Similar ideas that students often mix up

• Diameter vs hypotenuse are not always the same thing. They coincide only when the triangle is right-angled and the triangle is considered on its circumcircle; otherwise, the longest side of a triangle is not automatically a diameter.
• Centre of the circle vs midpoint of any side must be separated carefully. The centre is the midpoint of the diameter, not necessarily the midpoint of a random chord or side unless that side has been shown to be a diameter.
• Right angle from a diameter is different from a tangent-radius right angle. In the semicircle theorem, the $90^\circ$ angle is at the circumference and is formed by two chords; in the tangent theorem, the $90^\circ$ angle is between a radius and a tangent at the point of contact.
• | Idea | When it applies | Key conclusion | | --- | --- | --- | | Angle in a semicircle | A triangle uses a diameter and a point on the circle | The angle opposite the diameter is $90^\circ$ | | Converse of angle in a semicircle | A triangle is known to be right-angled | The hypotenuse is a diameter of the circumcircle | | Midpoint method | Endpoints of the diameter are known | The midpoint gives the centre | | Distance method | Diameter endpoints are known in coordinates | Half the distance gives the radius |

• Always identify what has been proved and what has not. If a side is to be used as a diameter, you must either be told the triangle is right-angled or prove it, often by showing the side lengths satisfy Pythagoras' theorem: if $a^2+b^2=c^2$, then the angle opposite side $c$ is $90^\circ$.
• Check that you are using the correct side as the hypotenuse. The hypotenuse is opposite the right angle, so choosing the wrong pair of endpoints leads to an incorrect centre and radius even if your midpoint and distance calculations are done correctly.
• Keep coordinate geometry steps separate: first prove the right angle if needed, then locate the midpoint, then compute the radius, and only then write the equation. This structure reduces errors and makes the reasoning easier for an examiner to follow.
• Verify your final equation by checking that the diameter endpoints lie on the circle. Substituting either endpoint into $(x-a)^2+(y-b)^2=r^2$ is a strong sanity check because a true diameter endpoint must satisfy the circle equation exactly.
• Use exact values whenever possible. If the radius comes from a square root, leave $r$ or $r^2$ in exact form rather than rounding too early, because premature rounding can make later algebra inconsistent.

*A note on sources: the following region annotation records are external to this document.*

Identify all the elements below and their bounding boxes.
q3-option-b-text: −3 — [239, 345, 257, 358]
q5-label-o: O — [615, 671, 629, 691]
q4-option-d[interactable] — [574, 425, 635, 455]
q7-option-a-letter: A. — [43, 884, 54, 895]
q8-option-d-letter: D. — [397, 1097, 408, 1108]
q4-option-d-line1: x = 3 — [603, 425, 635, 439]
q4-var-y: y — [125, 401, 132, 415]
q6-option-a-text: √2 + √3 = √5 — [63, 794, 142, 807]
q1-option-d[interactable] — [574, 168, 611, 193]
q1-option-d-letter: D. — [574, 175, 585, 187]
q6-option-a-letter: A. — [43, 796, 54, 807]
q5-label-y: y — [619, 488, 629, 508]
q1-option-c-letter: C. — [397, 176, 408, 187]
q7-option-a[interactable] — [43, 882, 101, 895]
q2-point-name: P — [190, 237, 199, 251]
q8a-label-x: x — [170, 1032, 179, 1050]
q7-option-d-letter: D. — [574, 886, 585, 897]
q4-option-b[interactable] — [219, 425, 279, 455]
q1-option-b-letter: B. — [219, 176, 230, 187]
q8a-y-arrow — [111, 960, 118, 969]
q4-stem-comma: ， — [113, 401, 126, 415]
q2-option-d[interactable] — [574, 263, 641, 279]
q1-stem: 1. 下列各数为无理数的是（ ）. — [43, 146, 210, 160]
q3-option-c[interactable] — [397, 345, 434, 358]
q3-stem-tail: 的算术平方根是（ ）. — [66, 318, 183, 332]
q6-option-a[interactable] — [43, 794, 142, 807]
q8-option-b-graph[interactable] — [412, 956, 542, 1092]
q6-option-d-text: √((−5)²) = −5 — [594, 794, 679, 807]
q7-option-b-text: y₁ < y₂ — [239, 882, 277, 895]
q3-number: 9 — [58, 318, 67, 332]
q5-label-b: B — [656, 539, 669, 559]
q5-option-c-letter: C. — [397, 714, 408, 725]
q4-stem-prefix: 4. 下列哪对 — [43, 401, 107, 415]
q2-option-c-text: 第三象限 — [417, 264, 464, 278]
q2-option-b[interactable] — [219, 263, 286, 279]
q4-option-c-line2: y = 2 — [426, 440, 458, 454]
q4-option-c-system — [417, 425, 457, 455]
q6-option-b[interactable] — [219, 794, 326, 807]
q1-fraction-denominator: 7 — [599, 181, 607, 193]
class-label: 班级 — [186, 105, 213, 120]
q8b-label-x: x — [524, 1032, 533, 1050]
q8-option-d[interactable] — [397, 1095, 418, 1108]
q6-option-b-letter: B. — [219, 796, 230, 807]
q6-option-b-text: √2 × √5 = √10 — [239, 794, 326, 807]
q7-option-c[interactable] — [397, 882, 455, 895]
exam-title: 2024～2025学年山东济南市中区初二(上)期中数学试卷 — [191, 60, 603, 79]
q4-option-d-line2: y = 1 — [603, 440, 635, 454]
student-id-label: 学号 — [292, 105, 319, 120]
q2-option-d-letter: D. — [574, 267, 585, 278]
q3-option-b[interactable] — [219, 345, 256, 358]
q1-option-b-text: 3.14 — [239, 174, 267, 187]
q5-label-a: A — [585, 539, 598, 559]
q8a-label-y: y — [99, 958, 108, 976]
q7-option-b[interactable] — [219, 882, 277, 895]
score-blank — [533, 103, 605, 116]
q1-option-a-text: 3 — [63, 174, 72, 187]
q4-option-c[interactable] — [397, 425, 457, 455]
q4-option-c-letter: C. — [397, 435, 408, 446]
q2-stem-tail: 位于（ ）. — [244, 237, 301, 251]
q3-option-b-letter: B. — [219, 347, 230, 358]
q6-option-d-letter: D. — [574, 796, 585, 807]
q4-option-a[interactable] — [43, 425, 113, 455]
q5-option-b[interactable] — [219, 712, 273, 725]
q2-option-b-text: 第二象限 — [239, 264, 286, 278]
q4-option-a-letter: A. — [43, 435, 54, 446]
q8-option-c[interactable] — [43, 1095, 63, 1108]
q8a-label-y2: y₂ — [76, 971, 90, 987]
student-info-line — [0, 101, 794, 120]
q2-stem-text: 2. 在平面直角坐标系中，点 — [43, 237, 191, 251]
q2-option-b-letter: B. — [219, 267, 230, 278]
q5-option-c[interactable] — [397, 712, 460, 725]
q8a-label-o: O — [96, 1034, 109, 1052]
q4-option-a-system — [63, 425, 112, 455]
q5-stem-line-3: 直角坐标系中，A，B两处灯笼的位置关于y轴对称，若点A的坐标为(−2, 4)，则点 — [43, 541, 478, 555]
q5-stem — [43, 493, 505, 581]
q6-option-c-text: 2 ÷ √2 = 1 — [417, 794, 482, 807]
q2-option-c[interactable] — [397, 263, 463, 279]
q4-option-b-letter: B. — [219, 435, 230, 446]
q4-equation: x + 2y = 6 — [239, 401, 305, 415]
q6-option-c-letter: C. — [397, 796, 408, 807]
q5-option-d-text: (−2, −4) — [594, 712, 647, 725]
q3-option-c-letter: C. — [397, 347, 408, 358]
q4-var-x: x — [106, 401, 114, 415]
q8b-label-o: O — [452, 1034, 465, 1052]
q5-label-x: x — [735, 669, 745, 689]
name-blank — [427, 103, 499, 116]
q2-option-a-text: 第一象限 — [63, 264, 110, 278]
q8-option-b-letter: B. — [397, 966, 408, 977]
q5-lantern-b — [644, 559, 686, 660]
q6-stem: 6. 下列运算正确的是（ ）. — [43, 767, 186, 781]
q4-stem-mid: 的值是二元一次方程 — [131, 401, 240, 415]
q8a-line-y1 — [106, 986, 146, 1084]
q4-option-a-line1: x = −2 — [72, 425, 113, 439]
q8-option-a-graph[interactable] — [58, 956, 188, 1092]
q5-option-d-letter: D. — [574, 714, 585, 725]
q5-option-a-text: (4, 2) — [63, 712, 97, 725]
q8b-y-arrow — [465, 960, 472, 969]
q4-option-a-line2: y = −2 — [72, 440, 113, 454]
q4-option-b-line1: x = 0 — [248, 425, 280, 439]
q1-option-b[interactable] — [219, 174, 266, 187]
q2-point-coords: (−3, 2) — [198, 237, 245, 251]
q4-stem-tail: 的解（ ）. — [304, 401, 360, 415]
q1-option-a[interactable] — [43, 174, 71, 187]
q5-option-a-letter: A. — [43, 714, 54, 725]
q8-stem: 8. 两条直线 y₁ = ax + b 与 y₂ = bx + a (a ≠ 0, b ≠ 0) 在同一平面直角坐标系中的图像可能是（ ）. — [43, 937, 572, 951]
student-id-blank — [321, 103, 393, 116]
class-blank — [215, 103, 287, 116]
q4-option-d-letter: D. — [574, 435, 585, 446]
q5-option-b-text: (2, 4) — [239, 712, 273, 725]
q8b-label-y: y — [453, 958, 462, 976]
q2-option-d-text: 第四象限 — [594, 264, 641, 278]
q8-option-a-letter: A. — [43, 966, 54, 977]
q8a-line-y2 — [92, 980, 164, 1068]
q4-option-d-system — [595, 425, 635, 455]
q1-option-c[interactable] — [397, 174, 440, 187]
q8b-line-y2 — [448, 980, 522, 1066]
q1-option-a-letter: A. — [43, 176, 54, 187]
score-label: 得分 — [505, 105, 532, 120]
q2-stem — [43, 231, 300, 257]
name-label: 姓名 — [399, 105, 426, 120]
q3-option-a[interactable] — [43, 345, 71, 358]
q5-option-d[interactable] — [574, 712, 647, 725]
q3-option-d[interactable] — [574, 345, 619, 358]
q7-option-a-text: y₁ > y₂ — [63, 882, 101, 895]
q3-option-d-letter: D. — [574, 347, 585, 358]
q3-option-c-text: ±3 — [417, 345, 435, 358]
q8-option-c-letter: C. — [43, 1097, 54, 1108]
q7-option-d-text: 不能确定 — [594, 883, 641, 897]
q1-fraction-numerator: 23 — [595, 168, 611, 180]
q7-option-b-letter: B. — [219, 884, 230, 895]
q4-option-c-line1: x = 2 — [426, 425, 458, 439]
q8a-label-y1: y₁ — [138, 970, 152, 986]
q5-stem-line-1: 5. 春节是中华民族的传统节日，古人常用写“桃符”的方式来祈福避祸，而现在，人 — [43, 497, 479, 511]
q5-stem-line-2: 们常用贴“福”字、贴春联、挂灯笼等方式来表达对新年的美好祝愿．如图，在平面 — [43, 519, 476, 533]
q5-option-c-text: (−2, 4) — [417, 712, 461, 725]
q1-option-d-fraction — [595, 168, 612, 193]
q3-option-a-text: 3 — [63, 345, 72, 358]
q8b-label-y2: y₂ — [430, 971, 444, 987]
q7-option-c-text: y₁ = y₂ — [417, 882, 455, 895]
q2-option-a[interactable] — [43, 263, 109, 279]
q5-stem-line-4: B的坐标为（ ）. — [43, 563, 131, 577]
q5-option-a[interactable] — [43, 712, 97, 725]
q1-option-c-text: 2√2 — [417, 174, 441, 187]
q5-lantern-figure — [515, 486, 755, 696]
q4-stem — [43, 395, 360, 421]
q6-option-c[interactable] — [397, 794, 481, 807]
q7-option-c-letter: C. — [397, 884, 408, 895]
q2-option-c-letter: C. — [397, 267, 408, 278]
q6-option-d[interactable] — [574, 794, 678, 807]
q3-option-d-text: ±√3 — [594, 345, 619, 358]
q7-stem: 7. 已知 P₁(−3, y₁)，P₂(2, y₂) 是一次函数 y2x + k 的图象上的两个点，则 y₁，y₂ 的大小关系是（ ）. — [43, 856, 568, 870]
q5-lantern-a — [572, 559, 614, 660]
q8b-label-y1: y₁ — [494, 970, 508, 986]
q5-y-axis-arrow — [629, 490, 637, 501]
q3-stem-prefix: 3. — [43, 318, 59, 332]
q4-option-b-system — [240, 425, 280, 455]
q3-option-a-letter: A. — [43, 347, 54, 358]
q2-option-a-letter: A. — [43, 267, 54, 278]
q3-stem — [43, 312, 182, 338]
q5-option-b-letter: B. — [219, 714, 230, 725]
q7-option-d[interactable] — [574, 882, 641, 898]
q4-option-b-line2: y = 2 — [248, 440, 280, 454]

• Assuming any long side is a diameter is a common error. A side becomes a diameter only when it is the hypotenuse of a right-angled triangle on the circumcircle, so the right-angle condition is essential.
• Using the midpoint of the wrong side causes many coordinate mistakes. The midpoint must be taken from the diameter endpoints, not from the other pair of points in the triangle.
• Confusing radius with diameter leads to equations that are too large or too small. If you calculate the full hypotenuse length and place it directly into $r^2$, you have doubled the radius and quadrupled the area term in the equation.
• Thinking the theorem applies to any semicircle-shaped drawing can be misleading. The statement is about points lying on the same circle with one side actually being a diameter, not about a sketch that merely looks like half a circle.

• The theorem is closely connected to the result that the perpendicular bisectors of the sides of a triangle meet at the circumcentre. In a right-angled triangle, that circumcentre lands exactly at the midpoint of the hypotenuse, which is why the semicircle theorem blends naturally with midpoint methods.
• It also connects with Pythagoras' theorem. In many coordinate questions, Pythagoras is used first to prove that a triangle is right-angled, and then the angle in a semicircle theorem converts that fact into information about a circle.
• More broadly, angle in a semicircle is a special case of the theorem that an inscribed angle is half the angle subtended by the same arc at the centre. Recognizing it as a special case helps students see circle theorems as one coherent system rather than a list of isolated facts.
• In analytic geometry, the theorem provides an efficient bridge between shape properties and equations. A geometric observation about a right angle can immediately produce a centre, a radius, and then a full algebraic description of the circle.